あなたが教えてくれた世界
『ショックねぇ……。大変だったのはわかるけど、いつまでもあの状態だとこっちも困るからな……』
『そうね……。皇王様や女王様も、はやくいつもの姫様に戻ってほしがっていらっしゃったわ』
部屋の外から漏れ聞こえる声を、アルディスはベッドの中から聞いていた。
彼女は寝込んでなんか、いなかった。
むしろ眠ろうとしても、夢にあの地下室での光景が出てくるので深い眠りにつくことも出来ず。
外の会話の内容を全て理解出来たわけではなかったけれど、城じゅうの人々がアルディスに前のようになってほしいと思っているのは分かっていた。

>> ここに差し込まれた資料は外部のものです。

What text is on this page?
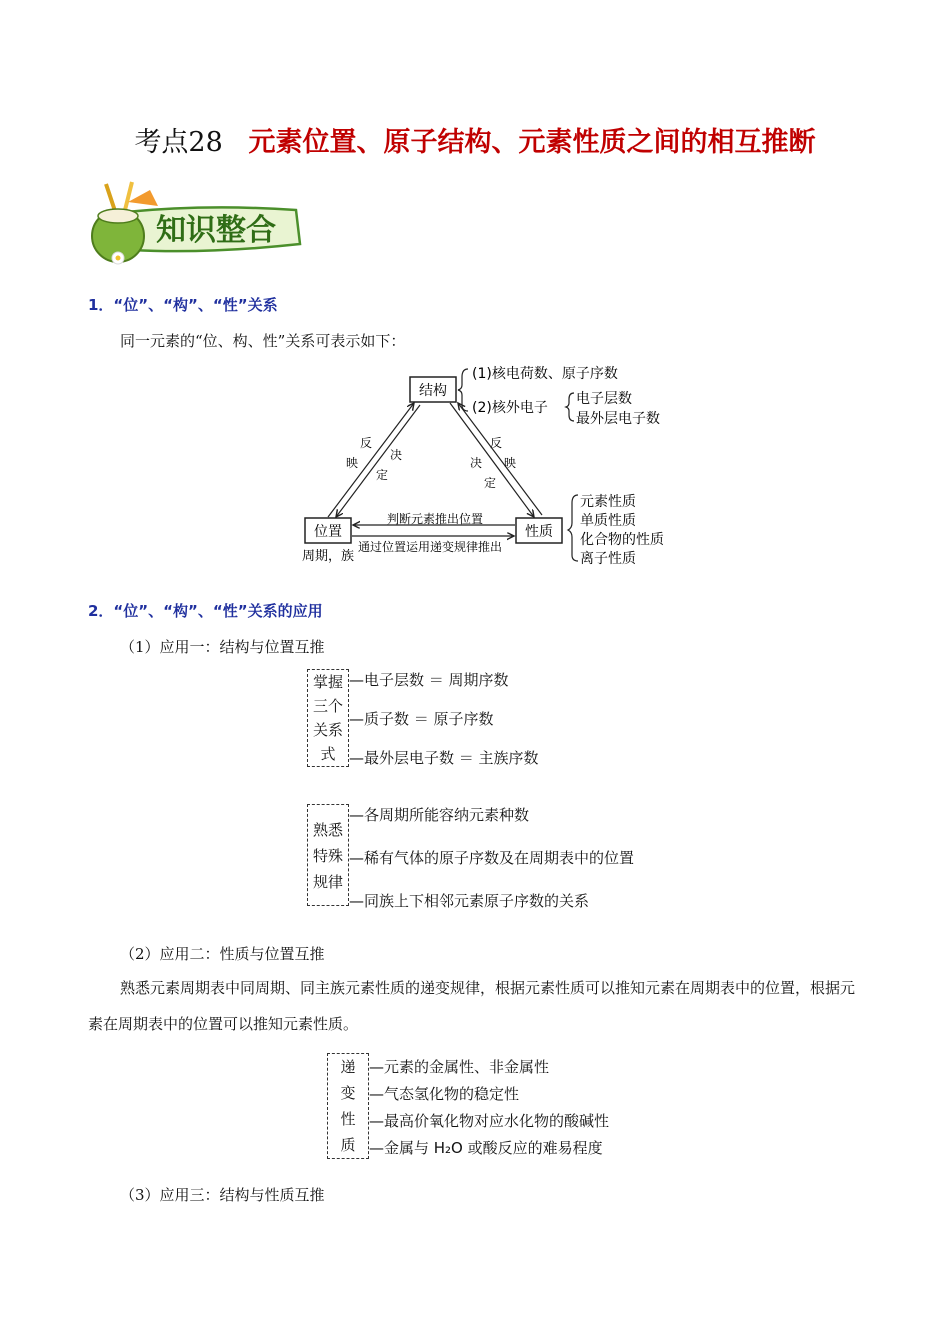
考点28 元素位置、原子结构、元素性质之间的相互推断
知识整合
1．“位”、“构”、“性”关系
同一元素的“位、构、性”关系可表示如下：
结构
位置	性质
判断元素推出位置
通过位置运用递变规律推出
周期，族
反
映
决
定
反
映
决
定
(1)核电荷数、原子序数
(2)核外电子
电子层数
最外层电子数
元素性质
单质性质
化合物的性质
离子性质
2．“位”、“构”、“性”关系的应用
（1）应用一：结构与位置互推
掌握
三个
关系
式
—电子层数 ＝ 周期序数
—质子数 ＝ 原子序数
—最外层电子数 ＝ 主族序数
熟悉
特殊
规律
—各周期所能容纳元素种数
—稀有气体的原子序数及在周期表中的位置
—同族上下相邻元素原子序数的关系
（2）应用二：性质与位置互推
熟悉元素周期表中同周期、同主族元素性质的递变规律，根据元素性质可以推知元素在周期表中的位置，根据元素在周期表中的位置可以推知元素性质。
递
变
性
质
—元素的金属性、非金属性
—气态氢化物的稳定性
—最高价氧化物对应水化物的酸碱性
—金属与 H₂O 或酸反应的难易程度
（3）应用三：结构与性质互推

分かってはいたのだが、寝不足で起き上がることも出来ず、誰かと接すると、その相手が誰であろうと、あの日の地下での人々の様子と重なってしまい。
『晩餐会や舞踏会だって、いつまでも姫様が不参加でいるわけにはいかないし……大丈夫なのか……?』
非情にも響いてくる声に、アルディスの身体がびくんと跳ねた。
(いや……)
自分が迷惑をかけているのは知っている。
(いやだ……)
周りが自分にどう振舞ってほしいのかも知っている。
(いやだ……!!)
……でも、アルディスがどんなにそれに応えたくても、身体がそう動いてはくれない。
恐怖が、トラウマが先に現れて、皇女らしく振る舞う事ができない。